With the development of microarray techniques it is possible to perform genome-wide expression profiling in biology. Jansen and Nap (2001) proposed a merger of genomics and genetics into “genetical genomics” which utilize the genetic variation and transcriptional variation of the individual in a segregating population. Expression quantitative trait loci (eQTL) are used to describe the variation affecting transcript abundance. Thereafter, some quantitative geneticists focused on the heritability of transcription and detection of eQTL (Gibson and Weir 2005).
The basic experimental design of an eQTL study is identical to that of classical QTL mapping. Some eQTL have been identified in yeast (Brem et al. 2002), mice (Schadt et al. 2003; Morley et al. 2004), rats (Hubner et al. 2005), and humans (Schadt et al. 2003; Morley et al. 2004). Major-effect eQTL are prevalent in these studies, and overall the eQTL could account for 25–50% of the transcriptional variation. Although a major-effect eQTL explains an important part of the transcriptional variation, the other part remains to be accounted by the undetected loci due to the current limitation on experiment design or the inadequate amount of data (Gibson and Weir 2005). Brem and Kruglyak (2005) found the variance for transcription was better explained by polygenic models than by monogenic models in yeast. With the application of genetical genomics in model species and humans, it has great potential in farm animals that many QTL(s) have already been mapped. Combining expression studies with fine mapping has ben proposed to facilitate the implementation of genetical genomics in farm animals (de Koning et al. 2007).

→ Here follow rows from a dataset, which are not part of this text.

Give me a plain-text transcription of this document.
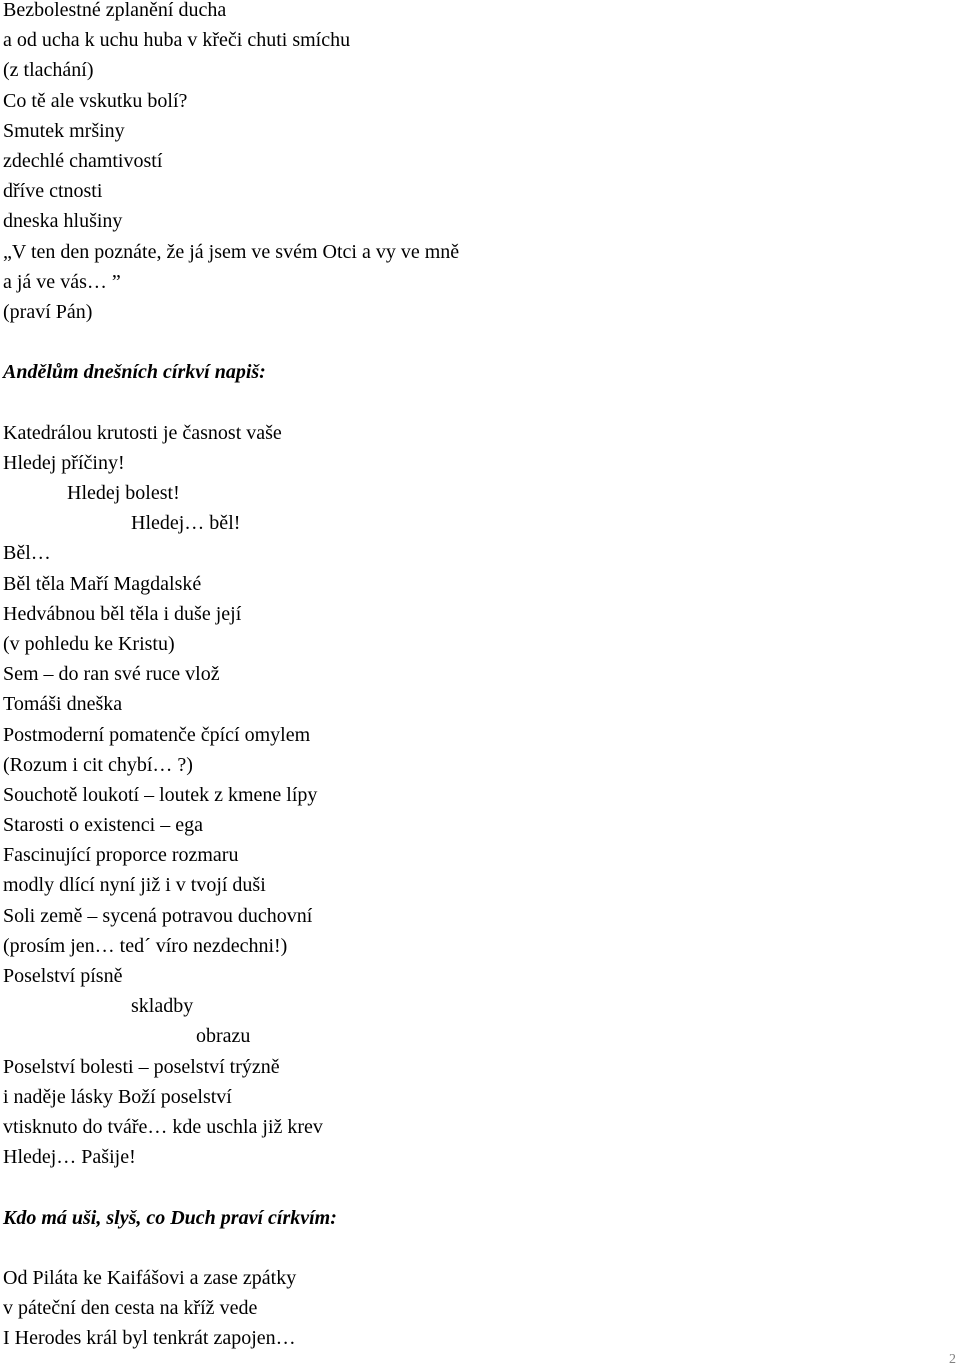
Bezbolestné zplanění ducha
a od ucha k uchu huba v křeči chuti smíchu
(z tlachání)
Co tě ale vskutku bolí?
Smutek mršiny
zdechlé chamtivostí
dříve ctnosti
dneska hlušiny
„V ten den poznáte, že já jsem ve svém Otci a vy ve mně
a já ve vás… ”
(praví Pán)
Andělům dnešních církví napiš:
Katedrálou krutosti je časnost vaše
Hledej příčiny!
Hledej bolest!
Hledej… běl!
Běl…
Běl těla Maří Magdalské
Hedvábnou běl těla i duše její
(v pohledu ke Kristu)
Sem – do ran své ruce vlož
Tomáši dneška
Postmoderní pomatenče čpící omylem
(Rozum i cit chybí… ?)
Souchotě loukotí – loutek z kmene lípy
Starosti o existenci – ega
Fascinující proporce rozmaru
modly dlící nyní již i v tvojí duši
Soli země – sycená potravou duchovní
(prosím jen… ted´ víro nezdechni!)
Poselství písně
skladby
obrazu
Poselství bolesti – poselství trýzně
i naděje lásky Boží poselství
vtisknuto do tváře… kde uschla již krev
Hledej… Pašije!
Kdo má uši, slyš, co Duch praví církvím:
Od Piláta ke Kaifášovi a zase zpátky
v páteční den cesta na kříž vede
I Herodes král byl tenkrát zapojen…
2
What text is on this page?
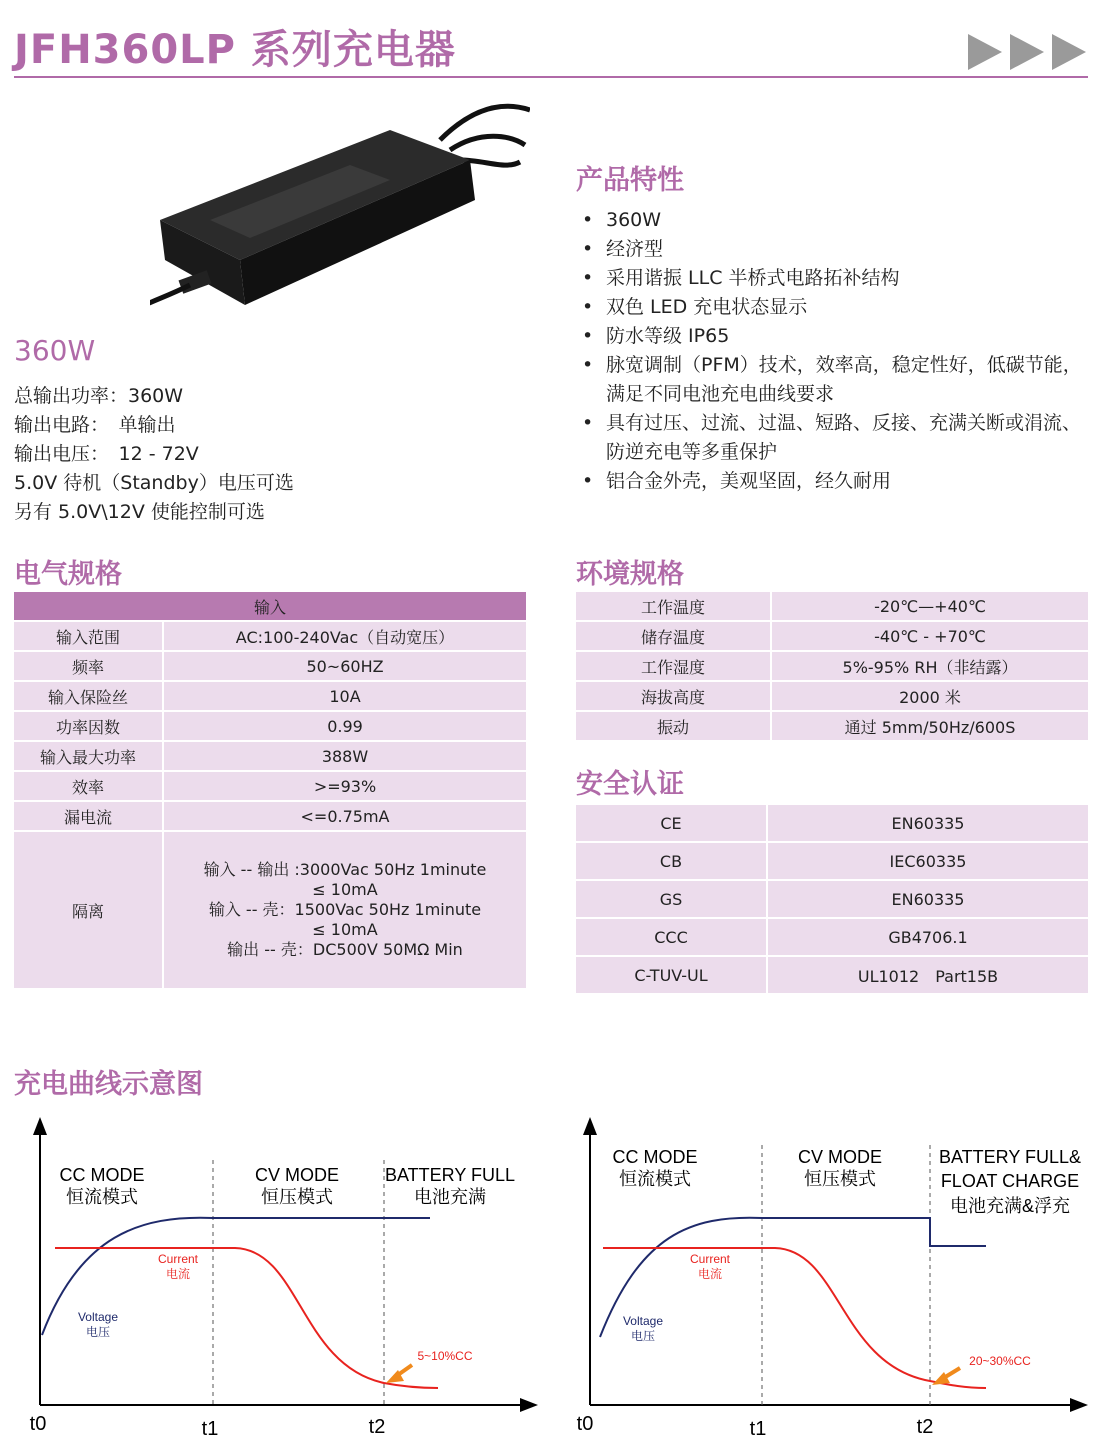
JFH360LP 系列充电器
360W
总输出功率：360W
输出电路：　单输出
输出电压：　12 - 72V
5.0V 待机（Standby）电压可选
另有 5.0V\12V 使能控制可选
产品特性
• 360W
• 经济型
• 采用谐振 LLC 半桥式电路拓补结构
• 双色 LED 充电状态显示
• 防水等级 IP65
• 脉宽调制（PFM）技术，效率高，稳定性好，低碳节能，满足不同电池充电曲线要求
• 具有过压、过流、过温、短路、反接、充满关断或涓流、防逆充电等多重保护
• 铝合金外壳，美观坚固，经久耐用
电气规格
输入	
输入范围	AC:100-240Vac（自动宽压）
频率	50~60HZ
输入保险丝	10A
功率因数	0.99
输入最大功率	388W
效率	>=93%
漏电流	<=0.75mA
隔离	输入 -- 输出 :3000Vac 50Hz 1minute
≤ 10mA
输入 -- 壳：1500Vac 50Hz 1minute
≤ 10mA
输出 -- 壳：DC500V 50MΩ Min
环境规格
工作温度	-20℃—+40℃
储存温度	-40℃ - +70℃
工作湿度	5%-95% RH（非结露）
海拔高度	2000 米
振动	通过 5mm/50Hz/600S
安全认证
CE	EN60335
CB	IEC60335
GS	EN60335
CCC	GB4706.1
C-TUV-UL	UL1012　Part15B
充电曲线示意图
CC MODE
恒流模式
CV MODE
恒压模式
BATTERY FULL
电池充满
Current
电流
Voltage
电压
5~10%CC
t0	t1	t2
CC MODE
恒流模式
CV MODE
恒压模式
BATTERY FULL&
FLOAT CHARGE
电池充满&浮充
Current
电流
Voltage
电压
20~30%CC
t0	t1	t2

Li et al. (2006) began a study of the heritable difference in the environment-induced plastic response of gene expression (plasticity quantitative trait loci, pQTL) induced by temperatures of 16 and 24°C in Caenorhabditis elegans. The result indicated that heritable differences in plastic responses of gene expression are largely regulated in trans, but in several studies it was also suggested that cis-acting eQTL have larger effects on transcription. All these studies demonstrate the potential of genetical genomics to determinate the molecular basic of phenotypic variation.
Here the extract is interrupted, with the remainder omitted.